Thursday, June 02, 2011

Last minute reprieve for Reviews in History

By me, for me, that is--Reviews in History still quite popular in general and there are no plans to discontinue it that I know of.  But I was starting to despair of finding reviews of books I was interested in enough to read, let alone blog about. There never seem to be any reviews of works of Canadian history, and rarely any legal history. I was about to cancel my email alert when I saw this one, a review by James Jaffe of Christopher Frank's Master and Servant Law: Chartists, Trade Unions, Radical Lawyers and the Magistracy in England, 1840-1865, published in 2010 by Farnham Ashgate.

Not Canadian, but concerned with 'low law' themes and institutions relevant to my work and that of many of the Canadian legal historians I admire (too many to list here, but each member of my supervisory committee--Eric Tucker, Paul Craven and Doug Hay--falls into this Venn intersection.)
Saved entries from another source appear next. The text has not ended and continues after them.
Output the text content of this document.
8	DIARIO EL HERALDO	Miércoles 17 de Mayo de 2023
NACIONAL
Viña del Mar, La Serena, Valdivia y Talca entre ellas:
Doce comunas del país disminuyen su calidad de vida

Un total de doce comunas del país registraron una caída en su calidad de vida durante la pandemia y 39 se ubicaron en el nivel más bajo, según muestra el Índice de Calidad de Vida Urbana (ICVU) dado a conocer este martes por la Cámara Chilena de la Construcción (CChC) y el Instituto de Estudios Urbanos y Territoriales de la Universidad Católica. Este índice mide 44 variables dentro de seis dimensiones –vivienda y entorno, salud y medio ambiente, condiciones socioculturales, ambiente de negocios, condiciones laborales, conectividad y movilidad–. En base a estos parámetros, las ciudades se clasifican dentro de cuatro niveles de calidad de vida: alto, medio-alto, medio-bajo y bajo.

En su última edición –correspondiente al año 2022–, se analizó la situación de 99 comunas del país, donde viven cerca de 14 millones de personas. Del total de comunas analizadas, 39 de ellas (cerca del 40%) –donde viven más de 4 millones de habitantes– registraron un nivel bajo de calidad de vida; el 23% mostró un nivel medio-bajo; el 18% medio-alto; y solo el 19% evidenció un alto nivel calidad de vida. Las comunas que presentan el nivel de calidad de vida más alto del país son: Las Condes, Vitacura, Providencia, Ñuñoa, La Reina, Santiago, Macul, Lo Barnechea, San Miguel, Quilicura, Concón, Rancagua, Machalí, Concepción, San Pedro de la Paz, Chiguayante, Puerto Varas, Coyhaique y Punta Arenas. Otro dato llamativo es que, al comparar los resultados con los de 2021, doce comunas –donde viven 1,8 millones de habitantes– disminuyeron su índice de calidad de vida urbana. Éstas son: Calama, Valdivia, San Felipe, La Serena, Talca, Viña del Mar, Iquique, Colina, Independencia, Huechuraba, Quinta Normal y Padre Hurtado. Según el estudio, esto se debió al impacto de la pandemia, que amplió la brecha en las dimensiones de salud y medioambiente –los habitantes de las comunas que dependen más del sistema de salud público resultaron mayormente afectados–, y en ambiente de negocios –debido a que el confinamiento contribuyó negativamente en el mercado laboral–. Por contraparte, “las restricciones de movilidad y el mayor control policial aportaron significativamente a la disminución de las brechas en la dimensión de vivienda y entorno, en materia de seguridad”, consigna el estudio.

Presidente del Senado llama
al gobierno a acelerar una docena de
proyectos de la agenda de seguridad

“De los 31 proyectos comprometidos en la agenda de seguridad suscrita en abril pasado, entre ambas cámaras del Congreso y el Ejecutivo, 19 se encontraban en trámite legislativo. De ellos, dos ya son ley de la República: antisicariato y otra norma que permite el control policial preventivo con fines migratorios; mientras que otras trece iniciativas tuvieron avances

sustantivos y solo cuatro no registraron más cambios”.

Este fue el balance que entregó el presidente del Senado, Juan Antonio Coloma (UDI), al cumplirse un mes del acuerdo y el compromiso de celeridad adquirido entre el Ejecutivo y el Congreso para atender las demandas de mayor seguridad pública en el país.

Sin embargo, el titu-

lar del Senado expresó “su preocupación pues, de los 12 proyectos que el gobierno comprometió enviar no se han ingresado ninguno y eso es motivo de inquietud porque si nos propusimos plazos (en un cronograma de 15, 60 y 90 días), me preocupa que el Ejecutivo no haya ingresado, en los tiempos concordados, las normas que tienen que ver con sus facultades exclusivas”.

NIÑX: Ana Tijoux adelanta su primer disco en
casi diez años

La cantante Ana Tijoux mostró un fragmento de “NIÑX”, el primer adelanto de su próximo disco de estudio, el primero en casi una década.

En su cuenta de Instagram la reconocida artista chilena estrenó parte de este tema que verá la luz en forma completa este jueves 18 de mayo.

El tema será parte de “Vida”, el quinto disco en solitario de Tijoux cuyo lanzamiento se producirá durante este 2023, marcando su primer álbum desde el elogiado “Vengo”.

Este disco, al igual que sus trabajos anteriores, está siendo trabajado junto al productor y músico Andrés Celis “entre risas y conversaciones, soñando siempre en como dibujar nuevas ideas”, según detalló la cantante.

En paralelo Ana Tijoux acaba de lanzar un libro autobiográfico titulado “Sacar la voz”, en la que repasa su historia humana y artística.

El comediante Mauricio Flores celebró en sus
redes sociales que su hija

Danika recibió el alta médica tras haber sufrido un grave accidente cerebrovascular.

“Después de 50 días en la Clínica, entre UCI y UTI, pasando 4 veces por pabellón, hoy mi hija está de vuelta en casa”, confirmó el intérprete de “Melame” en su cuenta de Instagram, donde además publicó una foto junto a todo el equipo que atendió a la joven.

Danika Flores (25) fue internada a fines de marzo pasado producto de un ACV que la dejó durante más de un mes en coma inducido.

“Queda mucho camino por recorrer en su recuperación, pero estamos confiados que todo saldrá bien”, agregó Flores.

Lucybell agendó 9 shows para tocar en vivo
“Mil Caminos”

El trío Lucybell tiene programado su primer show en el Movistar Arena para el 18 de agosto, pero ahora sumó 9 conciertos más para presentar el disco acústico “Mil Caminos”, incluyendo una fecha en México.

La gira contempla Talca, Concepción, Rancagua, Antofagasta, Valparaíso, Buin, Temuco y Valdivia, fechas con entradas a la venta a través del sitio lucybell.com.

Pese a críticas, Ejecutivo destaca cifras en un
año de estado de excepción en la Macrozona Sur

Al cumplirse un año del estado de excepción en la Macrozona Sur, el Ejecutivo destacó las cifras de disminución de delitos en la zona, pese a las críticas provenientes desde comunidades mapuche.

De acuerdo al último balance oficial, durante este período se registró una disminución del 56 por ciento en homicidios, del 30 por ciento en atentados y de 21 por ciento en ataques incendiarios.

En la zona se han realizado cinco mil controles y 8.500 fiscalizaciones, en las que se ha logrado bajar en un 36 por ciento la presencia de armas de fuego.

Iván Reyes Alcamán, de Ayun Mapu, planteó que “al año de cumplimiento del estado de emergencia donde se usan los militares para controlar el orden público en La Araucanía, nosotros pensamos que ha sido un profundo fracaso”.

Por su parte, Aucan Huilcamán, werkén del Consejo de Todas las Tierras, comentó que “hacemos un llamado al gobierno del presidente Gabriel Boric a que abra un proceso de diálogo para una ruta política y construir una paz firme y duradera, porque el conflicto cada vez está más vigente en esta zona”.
The review is too long to reproduce here, but Jaffe's conclusion is of the one thumb up variety:

In conclusion, Frank offers an often useful and sometimes very valuable discussion of Roberts, his trade union litigation, and the summary jurisdiction of magistrates in master and servant case in several northern counties during the 1840s. The detailed recovery of these master and servant cases in the local press is to be much commended. However, broader questions concerning the impact of the law upon industrial relations more generally, the role of ideology, and the manifold differences in the regional and local application of the law still remain for others to answer.
When you are thinking of reading a book, that's what you need to know, I think. What isn't there is as important as what is.